# Understanding Financial Statements and Terms

Guest post by Sandesh Trivedi of http://sandeshtrivedi2.blogspot.com/ This article is especially good for someone who is brand new to investing, but also useful to a more advanced investor who might need to brush up on some accounting 101!

Working capital analysis

Working capital Calculation

Current Assets minus Current Liabilities = Working Capital

It’s the best way to judge how much a company has in liquid assets to build its business, fund its growth, and produce shareholder value. If a company has a positive working capital then that means its in good financial health with plenty of cash and short term resources to pay off its short term liabilities. however some companies can generate cash so quickly they actually have a negative working capital. This happens because customers pay upfront and so rapidly, the business has no problems raising cash. In these companies, products are delivered and sold to the customer before the company ever pays for them.A negative working capital is a sign of managerial efficiency in a business with low inventory and accounts receivable (which means they operate on an almost strictly cash basis).
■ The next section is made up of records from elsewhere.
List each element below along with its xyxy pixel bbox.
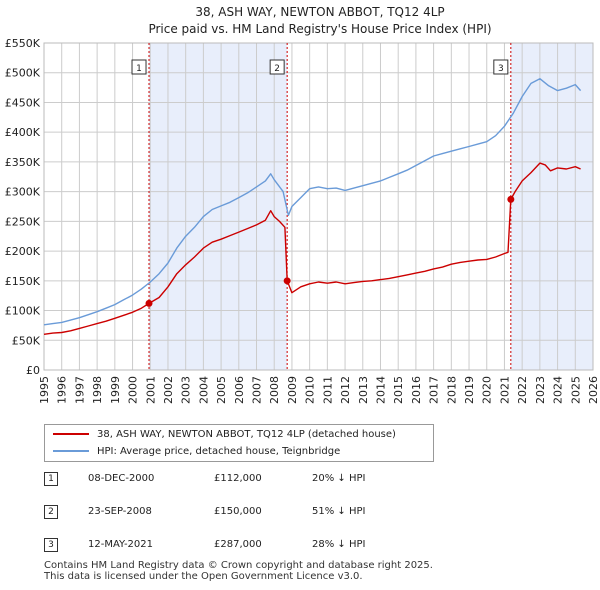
x-tick-label: 2021 xyxy=(498,376,511,404)
sale-point xyxy=(507,195,515,203)
chart-subtitle: Price paid vs. HM Land Registry's House … xyxy=(148,22,491,36)
footer-licence: This data is licensed under the Open Gov… xyxy=(44,571,363,582)
x-tick-label: 2008 xyxy=(268,376,281,404)
x-tick-label: 2009 xyxy=(286,376,299,404)
x-tick-label: 2005 xyxy=(215,376,228,404)
x-tick-label: 2016 xyxy=(410,376,423,404)
footer-copyright: Contains HM Land Registry data © Crown c… xyxy=(44,560,433,571)
x-tick-label: 2023 xyxy=(534,376,547,404)
legend-item-hpi: HPI: Average price, detached house, Teig… xyxy=(53,444,340,460)
y-tick-label: £150K xyxy=(5,275,41,288)
x-tick-label: 2022 xyxy=(516,376,529,404)
x-tick-label: 1999 xyxy=(109,376,122,404)
y-tick-label: £500K xyxy=(5,67,41,80)
legend-label-property: 38, ASH WAY, NEWTON ABBOT, TQ12 4LP (det… xyxy=(97,429,396,440)
x-tick-label: 2017 xyxy=(428,376,441,404)
y-tick-label: £0 xyxy=(26,364,40,377)
legend: 38, ASH WAY, NEWTON ABBOT, TQ12 4LP (det… xyxy=(44,424,434,462)
sale-number-label: 3 xyxy=(498,64,504,74)
sale-badge: 2 xyxy=(44,505,58,519)
x-tick-label: 2018 xyxy=(445,376,458,404)
y-tick-label: £200K xyxy=(5,245,41,258)
x-tick-label: 2001 xyxy=(144,376,157,404)
y-tick-label: £300K xyxy=(5,186,41,199)
x-tick-label: 2020 xyxy=(481,376,494,404)
sale-row: 1 08-DEC-2000 £112,000 20% ↓ HPI xyxy=(44,470,564,490)
legend-item-property: 38, ASH WAY, NEWTON ABBOT, TQ12 4LP (det… xyxy=(53,427,396,443)
legend-swatch-hpi xyxy=(53,450,89,452)
x-tick-label: 2015 xyxy=(392,376,405,404)
sale-badge: 3 xyxy=(44,538,58,552)
sale-number-box xyxy=(269,59,285,75)
x-tick-label: 2013 xyxy=(357,376,370,404)
sale-price: £112,000 xyxy=(214,473,262,484)
sale-hpi-diff: 20% ↓ HPI xyxy=(312,473,366,484)
sale-date: 23-SEP-2008 xyxy=(88,506,152,517)
chart-title: 38, ASH WAY, NEWTON ABBOT, TQ12 4LP xyxy=(195,5,444,19)
series-line-property xyxy=(43,162,581,335)
y-tick-label: £400K xyxy=(5,126,41,139)
x-tick-label: 2012 xyxy=(339,376,352,404)
sale-badge: 1 xyxy=(44,472,58,486)
x-tick-label: 2010 xyxy=(304,376,317,404)
sale-point xyxy=(145,299,153,307)
y-tick-label: £50K xyxy=(12,334,41,347)
legend-swatch-property xyxy=(53,433,89,435)
sale-price: £287,000 xyxy=(214,539,262,550)
x-tick-label: 2006 xyxy=(233,376,246,404)
y-tick-label: £450K xyxy=(5,96,41,109)
x-tick-label: 2019 xyxy=(463,376,476,404)
footer-attribution: Contains HM Land Registry data © Crown c… xyxy=(44,560,433,582)
sale-date: 12-MAY-2021 xyxy=(88,539,154,550)
sale-price: £150,000 xyxy=(214,506,262,517)
y-tick-label: £250K xyxy=(5,215,41,228)
sale-number-box xyxy=(493,59,509,75)
x-tick-label: 2003 xyxy=(180,376,193,404)
sale-row: 2 23-SEP-2008 £150,000 51% ↓ HPI xyxy=(44,503,564,523)
x-tick-label: 2004 xyxy=(197,376,210,404)
sale-number-label: 1 xyxy=(136,64,142,74)
plot-border xyxy=(43,42,594,371)
forecast-shade xyxy=(575,43,593,370)
x-tick-label: 1995 xyxy=(38,376,51,404)
sale-number-box xyxy=(131,59,147,75)
x-tick-label: 1996 xyxy=(56,376,69,404)
x-tick-label: 2011 xyxy=(321,376,334,404)
x-tick-label: 1998 xyxy=(91,376,104,404)
x-tick-label: 1997 xyxy=(73,376,86,404)
sale-hpi-diff: 28% ↓ HPI xyxy=(312,539,366,550)
y-tick-label: £350K xyxy=(5,156,41,169)
sale-point xyxy=(283,277,291,285)
x-tick-label: 2002 xyxy=(162,376,175,404)
sale-period-shade xyxy=(510,43,576,370)
sale-number-label: 2 xyxy=(274,64,280,74)
x-tick-label: 2024 xyxy=(552,376,565,404)
x-tick-label: 2000 xyxy=(127,376,140,404)
y-tick-label: £100K xyxy=(5,305,41,318)
y-tick-label: £550K xyxy=(5,37,41,50)
x-tick-label: 2014 xyxy=(374,376,387,404)
plot-area xyxy=(44,43,593,370)
series-line-hpi xyxy=(43,77,582,326)
chart: 38, ASH WAY, NEWTON ABBOT, TQ12 4LP Pric… xyxy=(5,5,600,404)
sale-row: 3 12-MAY-2021 £287,000 28% ↓ HPI xyxy=(44,536,564,556)
sale-date: 08-DEC-2000 xyxy=(88,473,155,484)
sale-hpi-diff: 51% ↓ HPI xyxy=(312,506,366,517)
x-tick-label: 2026 xyxy=(587,376,600,404)
x-tick-label: 2025 xyxy=(569,376,582,404)
legend-label-hpi: HPI: Average price, detached house, Teig… xyxy=(97,446,341,457)
x-tick-label: 2007 xyxy=(251,376,264,404)
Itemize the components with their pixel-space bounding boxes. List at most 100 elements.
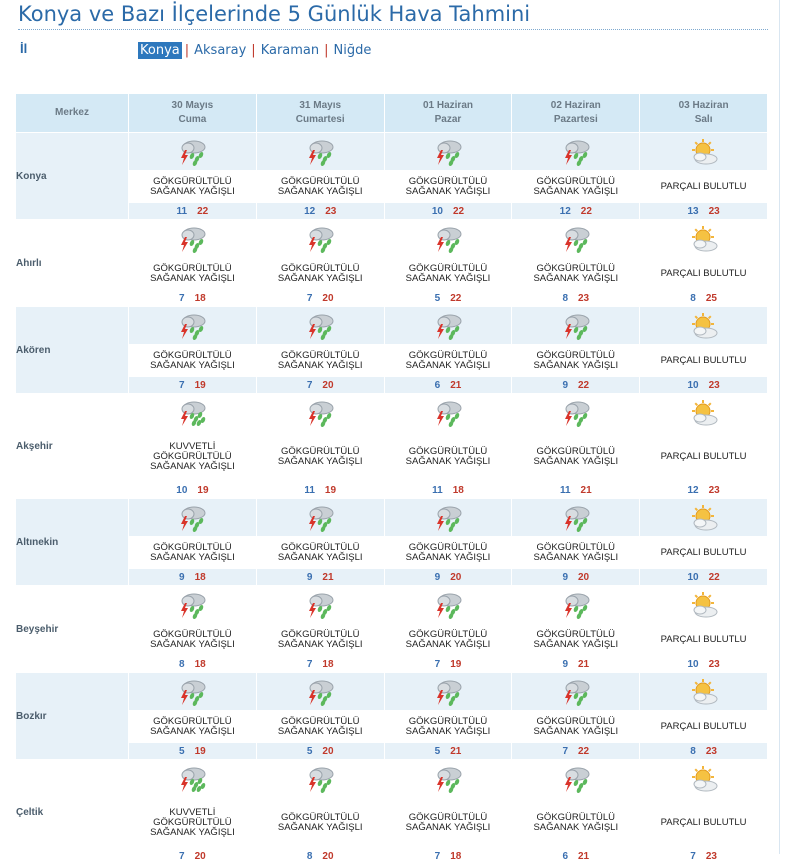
min-temp: 5 [306, 745, 313, 757]
max-temp: 23 [705, 745, 717, 757]
city-row-icons: Çeltik [15, 759, 768, 865]
max-temp: 21 [322, 571, 334, 583]
forecast-cell [383, 585, 513, 624]
min-temp: 8 [562, 292, 568, 304]
temperature-cell: 9 21 [511, 655, 641, 673]
city-row-icons: Akören [15, 306, 768, 394]
temperature-cell: 5 19 [128, 742, 257, 760]
condition-line: KUVVETLİ [169, 806, 216, 818]
forecast-cell [639, 132, 768, 171]
forecast-cell [255, 219, 385, 258]
min-temp: 7 [306, 379, 313, 391]
condition-line: SAĞANAK YAĞIŞLI [277, 551, 363, 563]
forecast-cell [639, 393, 768, 432]
condition-line: GÖKGÜRÜLTÜLÜ [408, 811, 488, 823]
province-tab-2[interactable]: Karaman [260, 43, 320, 58]
condition-line: PARÇALI BULUTLU [660, 354, 747, 366]
thunderstorm-icon [560, 401, 592, 427]
min-temp: 5 [434, 745, 441, 757]
condition-line: GÖKGÜRÜLTÜLÜ [280, 628, 360, 640]
condition-line: SAĞANAK YAĞIŞLI [533, 551, 619, 563]
forecast-cell [639, 585, 768, 624]
forecast-cell [639, 672, 768, 711]
condition-line: SAĞANAK YAĞIŞLI [150, 272, 235, 284]
province-tab-3[interactable]: Niğde [333, 43, 372, 58]
max-temp: 21 [578, 658, 590, 670]
forecast-cell [128, 585, 257, 624]
forecast-cell [128, 759, 257, 798]
forecast-cell [128, 498, 257, 537]
forecast-cell [511, 585, 641, 624]
condition-text: GÖKGÜRÜLTÜLÜ SAĞANAK YAĞIŞLI [511, 170, 641, 203]
condition-text: GÖKGÜRÜLTÜLÜ SAĞANAK YAĞIŞLI [383, 344, 513, 377]
temperature-cell: 7 19 [128, 376, 257, 394]
condition-text: GÖKGÜRÜLTÜLÜ SAĞANAK YAĞIŞLI [383, 710, 513, 743]
max-temp: 21 [580, 484, 592, 496]
thunderstorm-icon [432, 140, 464, 166]
min-temp: 12 [687, 484, 699, 496]
partly-cloudy-icon [688, 591, 720, 617]
day-weekday: Cuma [178, 114, 207, 125]
forecast-cell [255, 393, 385, 432]
city-row-temps: 7 19 7 20 6 21 9 22 10 23 [16, 376, 768, 394]
province-tab-1[interactable]: Aksaray [194, 43, 247, 58]
heavy-thunderstorm-icon [176, 401, 208, 426]
forecast-table: Merkez 30 Mayıs Cuma 31 Mayıs Cumartesi 01 H… [15, 93, 768, 865]
city-row-desc: GÖKGÜRÜLTÜLÜ SAĞANAK YAĞIŞLI GÖKGÜRÜLTÜLÜ S… [16, 257, 768, 290]
thunderstorm-icon [432, 767, 464, 793]
thunderstorm-icon [432, 314, 464, 340]
condition-line: SAĞANAK YAĞIŞLI [533, 821, 619, 833]
temperature-cell: 12 23 [255, 202, 385, 220]
province-tab-0[interactable]: Konya [138, 42, 182, 59]
day-header: 30 Mayıs Cuma [128, 93, 257, 133]
condition-line: GÖKGÜRÜLTÜLÜ [153, 541, 232, 553]
max-temp: 23 [578, 292, 590, 304]
max-temp: 19 [194, 745, 206, 757]
condition-text: GÖKGÜRÜLTÜLÜ SAĞANAK YAĞIŞLI [128, 257, 257, 290]
forecast-cell [128, 306, 257, 345]
city-name: Akören [15, 306, 129, 394]
condition-line: SAĞANAK YAĞIŞLI [405, 455, 491, 467]
city-row-temps: 7 18 7 20 5 22 8 23 8 25 [16, 289, 768, 307]
day-weekday: Salı [694, 114, 713, 125]
max-temp: 19 [450, 658, 462, 670]
thunderstorm-icon [176, 314, 208, 340]
city-name: Çeltik [15, 759, 129, 865]
max-temp: 18 [452, 484, 464, 496]
condition-text: GÖKGÜRÜLTÜLÜ SAĞANAK YAĞIŞLI [383, 623, 513, 656]
heavy-thunderstorm-icon [176, 767, 208, 792]
day-header: 31 Mayıs Cumartesi [255, 93, 385, 133]
min-temp: 7 [434, 658, 441, 670]
title-divider [18, 29, 768, 30]
forecast-cell [511, 132, 641, 171]
forecast-cell [511, 393, 641, 432]
max-temp: 18 [194, 571, 206, 583]
right-border [779, 0, 780, 854]
condition-line: GÖKGÜRÜLTÜLÜ [536, 262, 616, 274]
thunderstorm-icon [176, 593, 208, 619]
forecast-cell [383, 306, 513, 345]
temperature-cell: 13 23 [639, 202, 768, 220]
min-temp: 6 [434, 379, 441, 391]
condition-line: GÖKGÜRÜLTÜLÜ [280, 175, 360, 187]
city-name: Bozkır [15, 672, 129, 760]
condition-line: GÖKGÜRÜLTÜLÜ [408, 262, 488, 274]
city-row-icons: Ahırlı [15, 219, 768, 307]
header-row: Merkez 30 Mayıs Cuma 31 Mayıs Cumartesi 01 H… [15, 93, 768, 133]
min-temp: 13 [687, 205, 699, 217]
forecast-cell [383, 672, 513, 711]
condition-line: SAĞANAK YAĞIŞLI [533, 725, 619, 737]
thunderstorm-icon [304, 140, 336, 166]
temperature-cell: 7 19 [383, 655, 513, 673]
condition-line: GÖKGÜRÜLTÜLÜ [408, 175, 488, 187]
forecast-cell [383, 498, 513, 537]
temperature-cell: 7 20 [255, 289, 385, 307]
temperature-cell: 11 18 [383, 481, 513, 499]
day-header: 02 Haziran Pazartesi [511, 93, 641, 133]
min-temp: 7 [179, 292, 185, 304]
thunderstorm-icon [304, 314, 336, 340]
condition-text: GÖKGÜRÜLTÜLÜ SAĞANAK YAĞIŞLI [128, 344, 257, 377]
condition-line: SAĞANAK YAĞIŞLI [277, 359, 363, 371]
min-temp: 10 [687, 571, 699, 583]
condition-text: KUVVETLİ GÖKGÜRÜLTÜLÜ SAĞANAK YAĞIŞLI [128, 431, 257, 482]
Accounts Receivable turnover in days

Measures the average number of days from the sale of goods to collection of resulting receivables. It is obtained by the following formula: ( Accounts Receivable / Sales X 365). Rising accounts receivable is a sign of trouble because it shows that a company is taking longer to collect its payments. It suggests that the company is not going to have enough cash to fund short-term obligations because the cash cycle is lengthening. If Accounts receivable is handled poorly, it means that the company is having difficulty collecting payment from customers. This is because accounts receivable is essentially a loan to the customer, so the company loses out whenever customers delay payment. The longer a company has to wait to be paid, the longer that money is unavailable for investment elsewhere

Inventory Turnover

Measures the length of time on average between acquisition and sale of merchandise. For a manufacturer it covers the amount of time between purchase of raw material and sale of the completed product. It is obtained by the following formula: (Inventory / COGS X 365).

A high inventory turnover is good for business and is an indication of good demand for the company’s products.

Analyzing a company’s working capital management provides one with good insights about the business and enables a investor to foresee any financial difficulties that may arise in the near future.